When the Greek director Theo Angelopoulos was looking around an atomic bomb museum in Hiroshima many years ago, a young man came running to him, screaming and crying.
The corridor was dark but the director could see at a glance that the man was dressed in ragged clothes.
After noting his Korean identity, the young man told the director, with tears pouring from his eyes, “Your film, ‘The Traveling Players,’ is the story of myself, my family and my country.” That encounter was the first time that the master Greek director had met a Korean in his life.
Decades later, the Greek director is visiting Seoul for the first time to introduce a retrospective of his work, with English subtitles, being held at the arthouse theatre Cine Cube through Friday.
Mr. Angelopoulos recei-ved a hearty welcome from the Korean audience in Seoul on Monday.
He was in Korea attending the Pusan International Film Festival, which also ran a retrospective of his work.
Cine Cube will also open two other films by the director: “The Beekeeper” (1986) next week and “Eternity and a Day” (1998) on Nov. 17.
Since his debut in 1970, Mr. Angelopoulos, 68, has achieved worldwide acclaim with his films, in which the director’s critical view is presented through poetic styles.
At the question and ans-wer session with the audience after a preview of “Eternity and a Day” on Monday, Mr. Angelopoulos, who studied film in Paris when he was young, said in French, “Greece and Korea share a similar course of history, suffering from military regimes and wars.”
As a child, the director suffered history’s cruelty, losing his father during the civil war that tore Greece apart in the late 1940s.
He continued, “As a director, I look for something in my country, where ancient sculptures are a part of everyday life and myths float around in the air. What I try to find is a sad and isolated landscape, from which, curiously enough, I draw hope and light.”

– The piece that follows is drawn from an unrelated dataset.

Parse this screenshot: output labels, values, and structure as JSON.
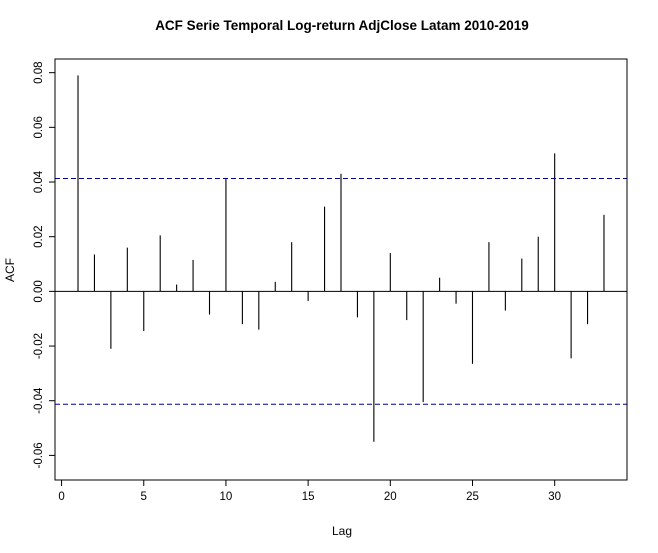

He mentioned a scene from the late 1960s, when he was working on his debut film. “I was traveling around the country, and encountered a small village embraced in mist with women walking home.
“The houses built with bricks were wet with drizzle. It was truly a sad moment, but yet there was an old woman singing a song of love. This very moment became a decisive factor for my entire film career.”
Then the director jokingly added, “I don’t shoot whenever there’s sun above.”
Perhaps this explains his 1998 film “Landscape in the Mist,” which won him the director’s award at the Venice International Film Festival.
Films by Mr. Angelopoulos may not be viewer-friendly to those used to fast-paced blockbusters.
His established styles include long takes, which sometimes constitute a whole sequence, and are thus called a “shot sequence.”
There’s hardly a chronological timeline in his films; they usually consist of mythical metaphors.
Asked about his attachment to long takes, Mr. Angelopolous related an anecdote.
“I was having coffee with my longtime Italian script writer. Like any typical Italian, he had his espresso in a few sips, while I took my time with my coffee. Then he asked why I drank coffee so slowly, and I said, ‘You drink your coffee, but I taste my coffee.’ Likewise, I taste my films.”
His answers, as long as his long takes, drew applause from the audience every time.
Describing patience and an attitude that never knows fatigue as qualities required for a director, Mr. Angelopoulos closed the session by saying, “Directing a movie no longer means a job for me. It has become my whole life.”